Cirque Du Soleil Brings the Circus to Africa
Cirque du Soleil travels to Johannesburg for its first-ever performance in Africa

An artist from the international entertainment group Cirque du Soleil performs during a rehearsal in Johannesburg, South Africa, Wednesday, March 9, 2011. Cirque du Soleil will perform for the first time ever in South Africa with a cast of around 50 artists hailing from 20 different countries taking part. (AP Photo)
By JENNY GROSS Associated Press
JOHANNESBURG March 10, 2011
(AP) The audience gasped as a performer in Cirque du Soleil's "Saltimbanco" circled up a brass-colored pole and stretched his body out into an extension perfectly perpendicular to the pole while his hands gripped it tightly.
As the acrobat slid down 20 feet to the floor, in pranced Daniel Buckland, Cirque du Soleil's only South African performer, clad in a blue sparkly pair of pajamas and a long pointy hat. Buckland murmured some phrases in a made-up language, dancing across the stage and seducing the Johannesburg audience into the show's dreamlike world.
Wednesday's opening performance in Johannesburg was the Montreal-based company's first-ever performance in Africa.

A artist from the international entertainment group Cirque du Soleil perform during rehearsal in Johannesburg, South Africa, Wednesday, March 9, 2011. Cirque du Soleil will perform for the first time ever in South Africa with a cast of around 50 artists hailing from 20 different countries taking part.(AP Photo)

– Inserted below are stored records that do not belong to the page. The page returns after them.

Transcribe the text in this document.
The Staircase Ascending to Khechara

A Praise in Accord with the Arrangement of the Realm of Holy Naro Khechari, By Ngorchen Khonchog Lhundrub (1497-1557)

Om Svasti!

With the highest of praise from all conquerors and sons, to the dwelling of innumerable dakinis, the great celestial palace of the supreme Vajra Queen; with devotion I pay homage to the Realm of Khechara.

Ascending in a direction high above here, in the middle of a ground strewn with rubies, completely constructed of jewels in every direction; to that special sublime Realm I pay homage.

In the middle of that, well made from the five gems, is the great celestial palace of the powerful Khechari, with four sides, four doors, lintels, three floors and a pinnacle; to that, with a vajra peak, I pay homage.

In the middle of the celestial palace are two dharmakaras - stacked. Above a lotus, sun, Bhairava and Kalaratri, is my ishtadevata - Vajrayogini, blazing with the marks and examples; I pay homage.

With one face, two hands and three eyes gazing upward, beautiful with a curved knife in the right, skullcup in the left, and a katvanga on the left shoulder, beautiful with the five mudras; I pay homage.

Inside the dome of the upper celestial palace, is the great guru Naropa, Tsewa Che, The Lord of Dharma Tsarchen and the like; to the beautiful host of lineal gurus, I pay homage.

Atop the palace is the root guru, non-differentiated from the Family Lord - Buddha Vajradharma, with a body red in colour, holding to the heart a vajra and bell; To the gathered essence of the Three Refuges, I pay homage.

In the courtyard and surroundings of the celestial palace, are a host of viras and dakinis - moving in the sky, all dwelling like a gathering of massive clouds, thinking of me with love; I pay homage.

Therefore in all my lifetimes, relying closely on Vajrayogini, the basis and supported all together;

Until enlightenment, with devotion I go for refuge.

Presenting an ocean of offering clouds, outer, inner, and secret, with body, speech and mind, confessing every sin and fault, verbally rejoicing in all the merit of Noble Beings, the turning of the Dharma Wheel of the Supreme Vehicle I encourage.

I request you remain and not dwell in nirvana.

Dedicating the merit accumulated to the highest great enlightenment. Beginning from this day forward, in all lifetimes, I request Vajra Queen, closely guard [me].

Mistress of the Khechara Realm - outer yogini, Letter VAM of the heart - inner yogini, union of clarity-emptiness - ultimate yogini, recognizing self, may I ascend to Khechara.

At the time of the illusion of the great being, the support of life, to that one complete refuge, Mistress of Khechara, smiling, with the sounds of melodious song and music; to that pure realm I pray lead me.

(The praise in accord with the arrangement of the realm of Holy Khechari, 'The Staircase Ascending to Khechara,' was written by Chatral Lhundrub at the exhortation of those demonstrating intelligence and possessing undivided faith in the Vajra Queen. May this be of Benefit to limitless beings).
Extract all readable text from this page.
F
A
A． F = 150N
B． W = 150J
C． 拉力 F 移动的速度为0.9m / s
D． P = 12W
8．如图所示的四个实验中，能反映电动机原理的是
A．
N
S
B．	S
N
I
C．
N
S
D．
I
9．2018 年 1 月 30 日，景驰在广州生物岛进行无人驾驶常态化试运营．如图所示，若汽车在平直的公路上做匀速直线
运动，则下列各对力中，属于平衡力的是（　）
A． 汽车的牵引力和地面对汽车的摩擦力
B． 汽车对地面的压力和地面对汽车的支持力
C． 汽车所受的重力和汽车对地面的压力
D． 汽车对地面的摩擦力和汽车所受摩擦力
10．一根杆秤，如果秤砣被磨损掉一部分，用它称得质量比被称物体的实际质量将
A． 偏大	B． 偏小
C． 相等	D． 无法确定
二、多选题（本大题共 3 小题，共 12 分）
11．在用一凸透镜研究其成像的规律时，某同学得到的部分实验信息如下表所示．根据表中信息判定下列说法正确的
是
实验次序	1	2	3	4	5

"Performing with Cirque is an absolute dream," said Buckland, who joined the company in January, and has since performed in France, Germany, Turkey and now his home country of South Africa.Cirque du Soleil, renowned for creating surreal atmospheres and showing captivating and awe-inspiring stunts, is reaching out to new audiences worldwide, said the company's spokesman Maxime Charbonneau. In the past year the show "Saltimbanco," has been performed in Budapest, Hungary and Croatia, all new countries for the company. After the success of the World Cup, the Cirque du Soleil organizers knew it was possible to bring the circus to South Africa too, Charbonneau said.
"Everywhere we go here, people say, wow, finally, this is cool," Charbonneau said.
After 19 shows in Istanbul, 94 crew members and artists boarded a plane for South Africa, some making their first trip to the continent, Charbonneau said. Cirque du Soleil chartered another plane to transport the artists' more than 2,500 costume pieces and 250 shoes, all handmade in Montreal.
"It was brilliant," Marianne Sutherland, a Johannesburg native, said after the show. "You always hear about all these shows and we've seem them in other countries, but it's fantastic to have them here."